Over the past few years, the majority of investment in US startups has come from corporate funding rounds.
This was the general conclusion from Crunchbase data dive into U.S. rounds backed solely by a corporate investor. Such rounds accounted for 12% of total funding in 2023—the highest point in our study and potentially a record share. The strong showing was largely attributable to one round— MicrosoftThe company’s $10 billion investment OpenAI.
So far, 2024 ranks second in terms of the highest share of financing from corporate rounds, with 7.4% of the total.

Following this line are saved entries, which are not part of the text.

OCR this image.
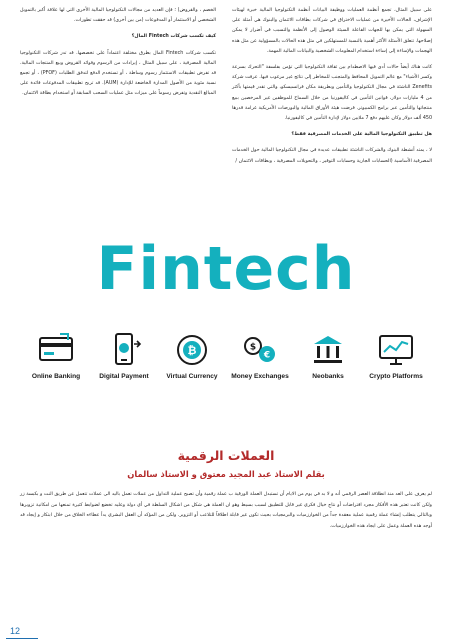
على سبيل المثال، تجمع أنظمة العمليات ووظيفة البيانات أنظمة التكنولوجيا المالية خبرة لهيئات الإشراف، الحالات الأخيرة من عمليات الاختراق في شركات بطاقات الائتمان والبنوك هي أمثلة على السهولة التي يمكن بها للجهات الفاعلة السيئة الوصول إلى الأنظمة والتسبب في أضرار لا يمكن إصلاحها. تتعلق الأسئلة الأكثر أهمية بالنسبة للمستهلكين في مثل هذه الحالات بالمسؤولية عن مثل هذه الهجمات والإساءة إلى إساءة استخدام المعلومات الشخصية والبيانات المالية المهمة.

كانت هناك أيضاً حالات أدى فيها الاصطدام بين ثقافة التكنولوجيا التي تؤمن بفلسفة "التحرك بسرعة وكسر الأشياء" مع عالم التمويل المحافظ والمتجنب للمخاطر إلى نتائج غير مرغوب فيها. عرفت شركة Zenefits الناشئة في مجال التكنولوجيا والتأمين وبطريقة مكان فرانسيسكو، والتي تقدر قيمتها بأكثر من 4 مليارات دولار، قوانين التأمين في كاليفورنيا من خلال السماح للموظفين غير المرخصين ببيع منتجاتها والتأمين عبر برامج الكمبيوتر. فرضت هيئة الأوراق المالية والبورصات الأمريكية غرامة قدرها 450 ألف دولار وكان عليهم دفع 7 ملايين دولار لإدارة التأمين في كاليفورنيا.

هل تطبيق التكنولوجيا المالية على الخدمات المصرفية فقط؟

لا ، يمتد أنشطة البنوك والشركات الناشئة تطبيقات عديدة في مجال التكنولوجيا المالية حول الخدمات المصرفية الأساسية (الحسابات الجارية وحسابات التوفير ، والتحويلات المصرفية ، وبطاقات الائتمان /

الخصم ، والقروض) ؛ فإن العديد من مجالات التكنولوجيا المالية الأخرى التي لها علاقة أكبر بالتمويل الشخصي أو الاستثمار أو المدفوعات (من بين أخرى) قد حققت تطورات.

كيف تكسب شركات Fintech المال؟

تكسب شركات Fintech المال بطرق مختلفة اعتماداً على تخصصها. قد تدر شركات التكنولوجيا المالية المصرفية ، على سبيل المثال ، إيرادات من الرسوم وفوائد القروض وبيع المنتجات المالية. قد تفرض تطبيقات الاستثمار رسوم وساطة ، أو تستخدم الدفع لتدفق الطلبات (PFOF) ، أو تجمع نسبة مئوية من الأصول المدارة الخاضعة للإدارة (AUM). قد تربح تطبيقات المدفوعات فائدة على المبالغ النقدية وتفرض رسوماً على ميزات مثل عمليات السحب السابقة أو استخدام بطاقة الائتمان.

Fintech
Online Banking	Digital Payment
₿
Virtual Currency
$
€
Money Exchanges	Neobanks	Crypto Platforms
العملات الرقمية
بقلم الاستاذ عبد المجيد معتوق و الاستاذ سالمان
لم يعرف على العد منذ انطلاقة العصر الرقمي أنه و لا بد في يوم من الايام أن تستبدل العملة الورقية ب عملة رقمية وأن تصبح عملية التداول من عملات تعمل باليد الى عملات تتعمل عن طريق النت و بكبسة زر ولكن كانت تعتبر هذه الأفكار مجرد افتراضات أو نتاج خيال فكري غير قابل للتطبيق لسبب بسيط وهو ان العملة هي شكل من اشكال السلطة في أي دولة وعليه تخضع لضوابط كثيرة تمنعها من امكانية تزويرها وبالتالي يتطلب إنشاء عملة رقمية عملية معقدة جداً من الخوارزميات والبرمجيات بحيث تكون غير قابلة اطلاقاً للتلاعب أو التزوير. ولكن من المؤكد أن العقل البشري يدأ عطاءه الخلاق من خلال ابتكار و إيجاد قد أوجد هذه العملة وعمل على ايجاد هذه الخوارزميات.
12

This is mainly attributable to AlphabetAn investment of $5 billion in PendulumThe company producing autonomous vehicles has spun off from Googlelaboratories.
Meanwhile, over the past six years, the share of financing coming from corporate rounds has reached a low of 1.5% of total investments and has hovered around 5% on average, as shown in the chart below.
Corporate rounds show startup investments are becoming more strategic
While there is no single, universal motive for those leading corporate funding rounds, in most cases, corporations back startups and privately held businesses for strategic, not only financial, reasons.
Microsoft, for example, is less concerned about how much money and returns OpenAI will bring in for investors. It’s more focused on how its technology and partnerships will help Microsoft outpace the competition in AI adoption.
DisneyThe company’s investment of $1.5 billion Epic games this spring, there have been plans to include the entertainment and theme park giant’s content into its gaming platform. And billions General Motors invested in its autonomous driving subsidiary, Cruiseobviously intended to assist GM keep up with technology.
Given the strategic rationale behind the deal, it’s not surprising that corporate rounds are performing well even in the face of a muted exit environment. Corporate investors can see growth in their brand even without a major exit on the horizon.